Following up with on the previous post, Visualized: Usable, Useful, & Desirable Design, With Claude AI.
The quick summary: the output Claude provided based on my content was outstanding but also really needed some work.
To summarize again:
- The type styles, sizes, and legibility were flawed.
- The supplemental text improvised by Claude strayed from my objectives, although some were great takes that show a foundational understanding of my intent.
- It missed considerably the Web Content Accessibility Guidelines (WCAG) standards.
The Results
Original Version
I loved the visual treatment. A really clever way to illustrate the concept, with quick-to-scan summaries and emphasis on the three tenets of the design hierarchy.
You can see how there are issues with the font size and contrast, the positioning of the tenets is inconsistent, “app” is mentioned a lot when I never specified it. When you engage with the interactive version the supplementary text under each tenet wasn’t quite on the mark. I revised nearly all of these, although this was a neat feature that Claude added.

Try out the original interactive model
Accessible Version
I tested the original output for accessibility and it was quite flawed.
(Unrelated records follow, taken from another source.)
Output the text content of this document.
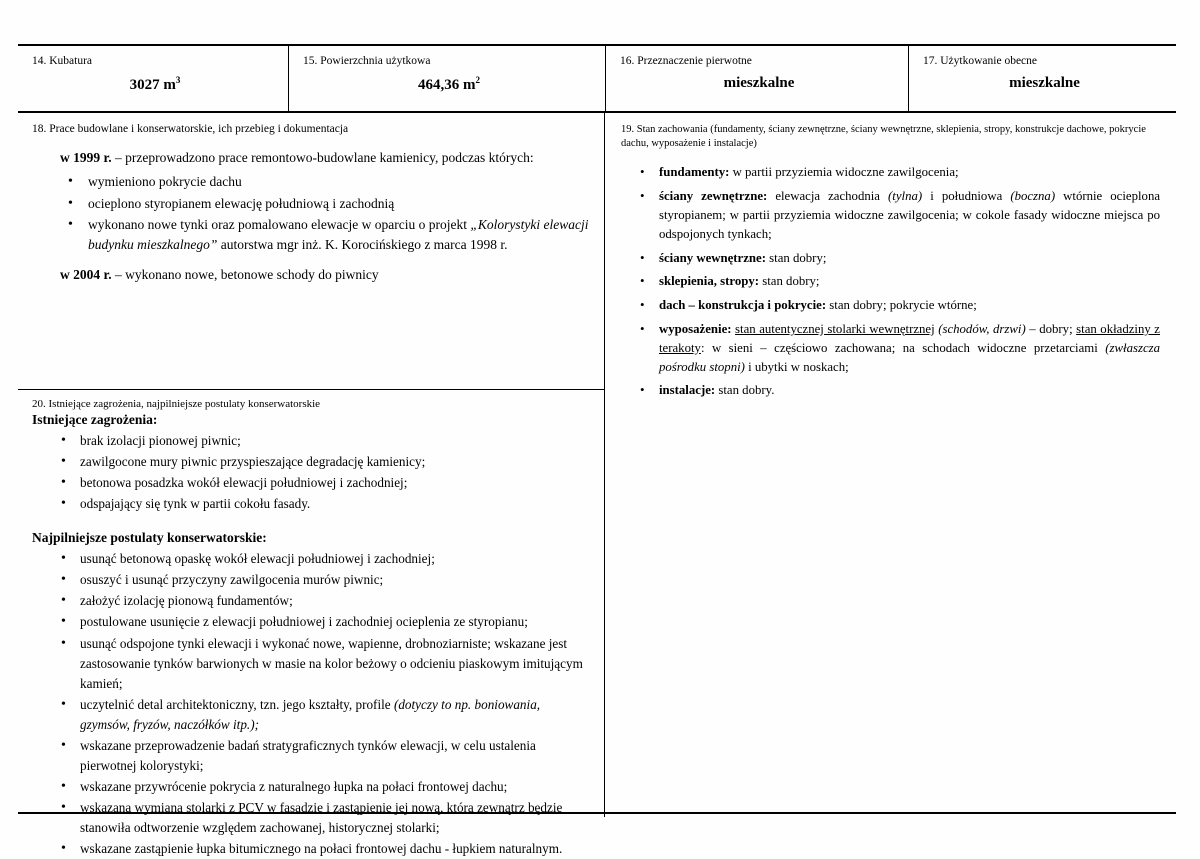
14. Kubatura
3027 $m^3$
15. Powierzchnia użytkowa
464,36 $m^2$
16. Przeznaczenie pierwotne
mieszkalne
17. Użytkowanie obecne
mieszkalne
18. Prace budowlane i konserwatorskie, ich przebieg i dokumentacja

w 1999 r. – przeprowadzono prace remontowo-budowlane kamienicy, podczas których:

• wymieniono pokrycie dachu
• ocieplono styropianem elewację południową i zachodnią
• wykonano nowe tynki oraz pomalowano elewacje w oparciu o projekt „Kolorystyki elewacji budynku mieszkalnego” autorstwa mgr inż. K. Korocińskiego z marca 1998 r.

w 2004 r. – wykonano nowe, betonowe schody do piwnicy

19. Stan zachowania (fundamenty, ściany zewnętrzne, ściany wewnętrzne, sklepienia, stropy, konstrukcje dachowe, pokrycie dachu, wyposażenie i instalacje)
• fundamenty: w partii przyziemia widoczne zawilgocenia;
• ściany zewnętrzne: elewacja zachodnia (tylna) i południowa (boczna) wtórnie ocieplona styropianem; w partii przyziemia widoczne zawilgocenia; w cokole fasady widoczne miejsca po odspojonych tynkach;
• ściany wewnętrzne: stan dobry;
• sklepienia, stropy: stan dobry;
• dach – konstrukcja i pokrycie: stan dobry; pokrycie wtórne;
• wyposażenie: stan autentycznej stolarki wewnętrznej (schodów, drzwi) – dobry; stan okładziny z terakoty: w sieni – częściowo zachowana; na schodach widoczne przetarciami (zwłaszcza pośrodku stopni) i ubytki w noskach;
• instalacje: stan dobry.
20. Istniejące zagrożenia, najpilniejsze postulaty konserwatorskie
Istniejące zagrożenia:
• brak izolacji pionowej piwnic;
• zawilgocone mury piwnic przyspieszające degradację kamienicy;
• betonowa posadzka wokół elewacji południowej i zachodniej;
• odspajający się tynk w partii cokołu fasady.
Najpilniejsze postulaty konserwatorskie:
• usunąć betonową opaskę wokół elewacji południowej i zachodniej;
• osuszyć i usunąć przyczyny zawilgocenia murów piwnic;
• założyć izolację pionową fundamentów;
• postulowane usunięcie z elewacji południowej i zachodniej ocieplenia ze styropianu;
• usunąć odspojone tynki elewacji i wykonać nowe, wapienne, drobnoziarniste; wskazane jest zastosowanie tynków barwionych w masie na kolor beżowy o odcieniu piaskowym imitującym kamień;
• uczytelnić detal architektoniczny, tzn. jego kształty, profile (dotyczy to np. boniowania, gzymsów, fryzów, naczółków itp.);
• wskazane przeprowadzenie badań stratygraficznych tynków elewacji, w celu ustalenia pierwotnej kolorystyki;
• wskazane przywrócenie pokrycia z naturalnego łupka na połaci frontowej dachu;
• wskazana wymiana stolarki z PCV w fasadzie i zastąpienie jej nową, która zewnątrz będzie stanowiła odtworzenie względem zachowanej, historycznej stolarki;
• wskazane zastąpienie łupka bitumicznego na połaci frontowej dachu - łupkiem naturalnym.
I’d started trying to fix it myself but it was burdensome, so I went back with a request for Claude to update this to WCAG accessibility compliance.
The result was impressive, Claude gave extensive summaries of what it had changed, including documenting it all in the code. It updated contrast ratios, font-sizes, screen reader abilities, keyboard navigation, alt text. Amazing.
Unfortunately, Claude’s valiant efforts broke a lot of the original design features and even some of the code: expand buttons were misaligned, heading styles removed, animations broken. I went in and tried to alter them the best I could but I was spending too much time on it.
Here’s what Claude provided:

It’s best to view the accessible interactive model
Final (For Now)
I decided to at least fix the contrast and legibility problems accessibility problems but it still lacks a lot in meeting WCAG compliance. With time, I hope to improve this to get both a compliant AND fully functioning interactive model.

Try out the updated interactive model
Compliance notwithstanding, I am happy with the end result. Claude got me about 50% of the way, I took on another 30% of the work. I still need to do about 20% more.
You’ll see at the end I added the Acknowledgement, crediting Claude with its role as Analyst and Associate. As we continue to evolve with our AI partners, it’s going to be important to credit those partners, particularly if we benefit reputationally and financially.